Canton Mayor Zeb Smathers (left, facing away) makes a point with Sen. Ted Budd. Tony McEwen photo
“I think I have reached the point with it now being my second storm that I agree FEMA needs major, major changes,” said Smathers, still waiting on $1 million from 2021, still waiting on $1 million for local schools from 2021, still waiting on $9.7 million from six months ago. “Do I think that FEMA needs to cease to exist? No, I do not. I think they have a major role to play at the federal level. I think Brandon [Rogers] said this, and I agree with him — you give the people of Western North Carolina the resources, we’ll do our job. You can hold us accountable, but get us the money that we were promised. It’s just sitting there.”
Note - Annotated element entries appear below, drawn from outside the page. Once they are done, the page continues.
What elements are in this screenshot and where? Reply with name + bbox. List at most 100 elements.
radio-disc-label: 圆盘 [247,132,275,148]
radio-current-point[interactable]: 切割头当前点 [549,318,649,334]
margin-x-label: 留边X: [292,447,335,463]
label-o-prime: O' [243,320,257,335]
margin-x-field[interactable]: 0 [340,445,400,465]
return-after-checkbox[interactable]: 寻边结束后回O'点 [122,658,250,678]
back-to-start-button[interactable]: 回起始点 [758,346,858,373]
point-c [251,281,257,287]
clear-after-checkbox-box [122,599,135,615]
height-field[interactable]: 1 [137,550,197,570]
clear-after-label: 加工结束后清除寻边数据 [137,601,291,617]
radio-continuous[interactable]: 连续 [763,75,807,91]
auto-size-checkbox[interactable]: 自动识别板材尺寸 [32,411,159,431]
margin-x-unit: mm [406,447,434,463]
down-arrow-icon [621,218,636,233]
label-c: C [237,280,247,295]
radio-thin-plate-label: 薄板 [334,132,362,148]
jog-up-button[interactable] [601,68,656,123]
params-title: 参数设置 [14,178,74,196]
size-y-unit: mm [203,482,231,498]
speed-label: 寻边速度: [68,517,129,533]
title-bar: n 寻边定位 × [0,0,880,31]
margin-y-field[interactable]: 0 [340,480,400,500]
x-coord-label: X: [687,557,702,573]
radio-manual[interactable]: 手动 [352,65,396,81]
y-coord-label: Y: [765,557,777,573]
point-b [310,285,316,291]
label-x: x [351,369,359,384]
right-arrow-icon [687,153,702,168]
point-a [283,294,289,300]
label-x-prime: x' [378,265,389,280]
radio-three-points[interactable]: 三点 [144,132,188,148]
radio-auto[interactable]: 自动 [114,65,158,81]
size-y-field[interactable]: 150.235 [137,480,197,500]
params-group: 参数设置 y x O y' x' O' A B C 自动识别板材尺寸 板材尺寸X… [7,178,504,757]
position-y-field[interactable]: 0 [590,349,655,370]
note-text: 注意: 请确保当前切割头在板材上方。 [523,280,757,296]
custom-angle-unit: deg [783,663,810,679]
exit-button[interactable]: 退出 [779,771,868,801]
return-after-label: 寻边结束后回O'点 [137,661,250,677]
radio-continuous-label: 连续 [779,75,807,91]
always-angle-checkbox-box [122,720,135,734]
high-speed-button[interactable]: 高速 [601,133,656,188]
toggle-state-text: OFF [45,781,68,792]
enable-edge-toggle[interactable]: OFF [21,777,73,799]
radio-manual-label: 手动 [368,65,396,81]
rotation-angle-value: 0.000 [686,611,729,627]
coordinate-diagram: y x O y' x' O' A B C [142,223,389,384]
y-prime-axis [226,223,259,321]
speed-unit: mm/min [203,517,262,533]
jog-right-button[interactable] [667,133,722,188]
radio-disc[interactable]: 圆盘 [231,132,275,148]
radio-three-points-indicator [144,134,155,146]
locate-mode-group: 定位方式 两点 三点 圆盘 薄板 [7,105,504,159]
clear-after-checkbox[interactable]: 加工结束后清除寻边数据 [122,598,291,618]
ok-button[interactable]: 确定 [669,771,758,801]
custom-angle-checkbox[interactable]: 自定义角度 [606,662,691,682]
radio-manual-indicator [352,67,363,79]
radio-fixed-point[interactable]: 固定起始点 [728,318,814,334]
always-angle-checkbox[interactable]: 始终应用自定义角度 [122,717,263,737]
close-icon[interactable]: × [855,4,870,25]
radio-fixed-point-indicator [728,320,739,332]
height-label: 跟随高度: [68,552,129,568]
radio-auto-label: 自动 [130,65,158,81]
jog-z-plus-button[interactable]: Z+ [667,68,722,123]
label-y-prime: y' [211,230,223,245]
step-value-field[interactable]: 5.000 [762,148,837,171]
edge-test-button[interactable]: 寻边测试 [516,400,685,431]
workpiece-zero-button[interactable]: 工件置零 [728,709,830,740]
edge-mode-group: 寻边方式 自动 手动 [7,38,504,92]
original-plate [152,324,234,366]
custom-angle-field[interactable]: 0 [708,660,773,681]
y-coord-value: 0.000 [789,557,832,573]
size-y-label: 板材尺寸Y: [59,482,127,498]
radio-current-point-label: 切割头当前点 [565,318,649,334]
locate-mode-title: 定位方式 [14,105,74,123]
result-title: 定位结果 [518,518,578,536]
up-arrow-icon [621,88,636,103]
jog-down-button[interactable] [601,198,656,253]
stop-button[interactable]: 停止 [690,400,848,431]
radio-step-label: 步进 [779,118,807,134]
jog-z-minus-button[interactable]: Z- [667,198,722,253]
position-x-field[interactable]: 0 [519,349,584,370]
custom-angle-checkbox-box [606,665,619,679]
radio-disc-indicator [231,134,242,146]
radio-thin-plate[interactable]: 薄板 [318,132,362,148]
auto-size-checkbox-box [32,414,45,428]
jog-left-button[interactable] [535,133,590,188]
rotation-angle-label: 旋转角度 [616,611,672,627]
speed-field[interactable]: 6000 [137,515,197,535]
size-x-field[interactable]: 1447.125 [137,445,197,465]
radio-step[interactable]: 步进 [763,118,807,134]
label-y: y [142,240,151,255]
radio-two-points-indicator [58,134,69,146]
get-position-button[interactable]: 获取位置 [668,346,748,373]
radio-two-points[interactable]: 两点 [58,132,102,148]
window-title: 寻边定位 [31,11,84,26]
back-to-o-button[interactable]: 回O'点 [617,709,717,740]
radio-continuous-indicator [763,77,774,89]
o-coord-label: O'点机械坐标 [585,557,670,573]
Rogers says he told FEMA Director of Public Assistance Robert Pesapane that the entire disaster recovery process could, and should, and must, be simpler.
“Hold us accountable. We’re held accountable every day for federal and state dollars. This is no different. I feel like direct funding is what needs to happen. Each county knows what they need to do with that funding. We’ll prove that we can do the job. I’m not saying you have to totally do away with FEMA,” said Rogers, who’s presumably keeping that crisp suit pressed, “but it definitely needs to be reformed and restructured.”